La delegada del Gobierno anuncia una investigación
La delegada del Gobierno en Melilla, Sabrina Moh, ha informado a través de sus redes sociales de que todos los mecanismos de investigación fueron activados en cuanto se tuvo constancia de los hechos, ocurridos este sábado en una céntrica cafetería de la ciudad. En su mensaje, Moh ha sido tajante al afirmar que “las actitudes racistas son incompatibles con nuestra sociedad democrática y con nuestras instituciones”, subrayando la existencia de “tolerancia cero ante el racismo y el insulto”.
Según ha detallado la Comunidad Musulmana de Melilla en un comunicado y recoge la agencia EFE, los hechos tuvieron lugar sobre las diez de la mañana, en un contexto de absoluta normalidad y con el establecimiento lleno de familias y menores. La entidad, haciéndose eco del testimonio de testigos, asegura que varios agentes de la UIP presentes en el local “habrían dirigido insultos vejatorios y expresiones de carácter racista contra un ciudadano melillense, musulmán, conocido y respetado por su trayectoria personal y profesional”.
Amenazas y gravedad de los hechos
Además, la comunidad sostiene que, presuntamente, se llegaron a proferir amenazas de agresión física, acompañadas de expresiones degradantes y deshumanizantes.

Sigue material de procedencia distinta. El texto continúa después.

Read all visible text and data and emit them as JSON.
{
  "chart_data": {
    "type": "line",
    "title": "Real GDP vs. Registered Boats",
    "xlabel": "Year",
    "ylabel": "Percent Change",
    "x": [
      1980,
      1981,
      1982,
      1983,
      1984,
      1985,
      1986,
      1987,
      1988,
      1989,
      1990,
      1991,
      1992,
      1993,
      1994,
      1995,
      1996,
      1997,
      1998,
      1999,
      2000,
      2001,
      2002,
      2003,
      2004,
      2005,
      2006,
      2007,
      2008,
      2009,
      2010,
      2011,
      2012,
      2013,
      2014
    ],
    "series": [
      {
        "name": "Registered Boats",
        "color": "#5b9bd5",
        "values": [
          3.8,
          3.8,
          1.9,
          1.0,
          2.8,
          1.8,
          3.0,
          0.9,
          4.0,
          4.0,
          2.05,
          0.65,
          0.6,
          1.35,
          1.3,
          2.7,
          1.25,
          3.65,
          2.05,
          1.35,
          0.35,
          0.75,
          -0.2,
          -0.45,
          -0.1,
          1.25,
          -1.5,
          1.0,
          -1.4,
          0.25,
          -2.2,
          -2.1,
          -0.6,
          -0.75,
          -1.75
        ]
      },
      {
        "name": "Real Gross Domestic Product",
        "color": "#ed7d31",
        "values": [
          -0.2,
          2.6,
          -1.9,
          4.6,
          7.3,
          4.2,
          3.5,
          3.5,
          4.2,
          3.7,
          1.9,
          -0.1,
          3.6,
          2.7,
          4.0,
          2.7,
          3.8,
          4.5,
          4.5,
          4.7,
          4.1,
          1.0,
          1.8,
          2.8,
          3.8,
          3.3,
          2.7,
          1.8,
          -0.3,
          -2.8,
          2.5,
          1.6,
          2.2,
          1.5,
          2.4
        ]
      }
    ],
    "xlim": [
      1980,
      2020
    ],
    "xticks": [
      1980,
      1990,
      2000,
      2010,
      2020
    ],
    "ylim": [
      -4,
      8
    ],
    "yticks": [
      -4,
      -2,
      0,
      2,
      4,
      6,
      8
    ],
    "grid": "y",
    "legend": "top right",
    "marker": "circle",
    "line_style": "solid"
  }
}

De confirmarse, considera que los hechos “revisten una gravedad extrema”, ya que suponen un ataque directo a la convivencia, afectan a la dignidad de las personas y dañan la imagen y el prestigio de las instituciones llamadas a proteger a todos los ciudadanos sin distinción de origen o religión.
Por este motivo, la Comunidad Musulmana de Melilla ha expresado su más absoluta repulsa y condena y ha exigido actuaciones urgentes para que el presunto episodio sea investigado “hasta el fondo, con transparencia y contundencia”. Entre las medidas reclamadas figura la apertura inmediata de una investigación interna y la depuración de responsabilidades disciplinarias si se confirma la veracidad de los hechos, tanto del autor material como de quienes “secundaron, rieron o toleraron dicha conducta”.
Asimismo, ha solicitado que el caso sea puesto en conocimiento de la Fiscalía por si pudiera ser constitutivo de un delito de odio, amenazas o trato degradante, y que se adopten medidas preventivas para evitar que personas amparadas en el ejercicio de sus funciones puedan comportarse de esta manera.
Por último, la Comunidad Musulmana ha reiterado su respeto a las fuerzas y cuerpos de seguridad del Estado, insistiendo en que una sanción firme en caso de confirmarse los hechos es necesaria porque este tipo de comportamientos “dañan a toda la institución y fracturan la confianza ciudadana”.